No, I'm talking about a growing realization that our technology has a preference. The way it is wired wants to affirm certain patterns and discourage others. Our apps and gadgets are training us to adapt to them rather than the other way around. This is only more obvious as our tech gets circuitry wired with machine learning and AI.
But besides the obligatory naysayer to counter the glowing technologist in an interview, we give very little space to consider the preferences of our technology. So let me highlight just three things that our tech wants us to do that may not be in our best interest:
- Go Fast: Our tech values speed and efficiency above truth and context. Whenever it has to make a choice, it will always choose what it values and push us to do the same.
- Stay Connected: Technology gets its power from being on all the time and accessible at all times. It only exerts power over us when we are connected to it and thus it pushes us to stay connected.
- Want More: Part of technology's power is the fact that it has been able to deliver incrementally more power/speed/access/information over these past years. Tech thrives on wanting more and making others desire more at any cost.
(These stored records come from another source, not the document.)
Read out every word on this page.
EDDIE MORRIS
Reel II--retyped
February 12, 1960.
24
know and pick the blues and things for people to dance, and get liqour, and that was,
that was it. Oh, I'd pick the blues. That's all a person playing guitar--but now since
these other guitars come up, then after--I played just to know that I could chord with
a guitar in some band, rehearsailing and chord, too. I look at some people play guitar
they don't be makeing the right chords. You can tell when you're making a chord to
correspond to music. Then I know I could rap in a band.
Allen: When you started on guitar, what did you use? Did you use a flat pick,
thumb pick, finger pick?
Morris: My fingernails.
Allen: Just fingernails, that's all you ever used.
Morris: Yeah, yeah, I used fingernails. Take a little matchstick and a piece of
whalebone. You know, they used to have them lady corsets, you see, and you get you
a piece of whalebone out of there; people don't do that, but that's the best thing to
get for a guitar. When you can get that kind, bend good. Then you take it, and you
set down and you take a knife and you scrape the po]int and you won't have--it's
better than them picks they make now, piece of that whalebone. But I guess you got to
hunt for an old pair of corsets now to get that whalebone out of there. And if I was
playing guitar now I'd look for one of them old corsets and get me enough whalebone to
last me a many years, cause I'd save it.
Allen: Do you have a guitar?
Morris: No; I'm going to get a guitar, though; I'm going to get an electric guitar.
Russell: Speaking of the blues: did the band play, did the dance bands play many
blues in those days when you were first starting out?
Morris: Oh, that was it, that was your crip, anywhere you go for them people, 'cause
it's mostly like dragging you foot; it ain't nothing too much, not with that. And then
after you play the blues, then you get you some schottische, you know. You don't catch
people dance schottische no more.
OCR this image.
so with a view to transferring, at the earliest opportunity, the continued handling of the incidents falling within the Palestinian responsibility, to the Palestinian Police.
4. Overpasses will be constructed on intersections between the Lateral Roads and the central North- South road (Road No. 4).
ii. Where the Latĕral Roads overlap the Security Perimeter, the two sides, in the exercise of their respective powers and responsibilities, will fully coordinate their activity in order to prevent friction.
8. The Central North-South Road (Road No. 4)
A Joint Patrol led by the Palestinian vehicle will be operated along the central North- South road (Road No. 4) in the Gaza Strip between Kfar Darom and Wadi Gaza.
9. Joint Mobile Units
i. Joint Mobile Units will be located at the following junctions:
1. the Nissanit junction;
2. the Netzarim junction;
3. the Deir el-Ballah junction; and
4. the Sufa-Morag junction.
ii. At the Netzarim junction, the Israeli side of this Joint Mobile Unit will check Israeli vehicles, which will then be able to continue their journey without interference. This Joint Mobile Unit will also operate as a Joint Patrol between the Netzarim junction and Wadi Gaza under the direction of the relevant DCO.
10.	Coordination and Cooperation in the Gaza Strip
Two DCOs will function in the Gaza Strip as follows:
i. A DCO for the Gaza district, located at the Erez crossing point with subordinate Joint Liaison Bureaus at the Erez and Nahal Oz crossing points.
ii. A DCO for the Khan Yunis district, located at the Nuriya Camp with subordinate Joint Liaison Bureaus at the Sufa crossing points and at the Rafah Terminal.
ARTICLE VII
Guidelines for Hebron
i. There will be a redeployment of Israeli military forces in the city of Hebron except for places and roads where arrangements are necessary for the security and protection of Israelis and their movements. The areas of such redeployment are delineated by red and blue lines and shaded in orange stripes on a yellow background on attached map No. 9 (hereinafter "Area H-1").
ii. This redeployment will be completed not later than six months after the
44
The more we want, the more power tech has as it pushes the limits of processing power and data aggregation.
We could probably go on to name 20 more things that our tech values that impact our behavior. But these three make the point.
It is our job to be discerning. We must realize that technologies' values are probably not the values that should guide and govern our lives. And at that moment we must ask the deeper questions about what values we have and how we hold ourselves accountable to live by them.
In the end, "My tech made me do it," is probably not going to be a good excuse!
Comments
1) That is a variation of Postman's "technopoly" argument.
2) This is why, when we create and implement (and use) tech... Purpose matters. Discernment matters. Being intentionally guided by God matters.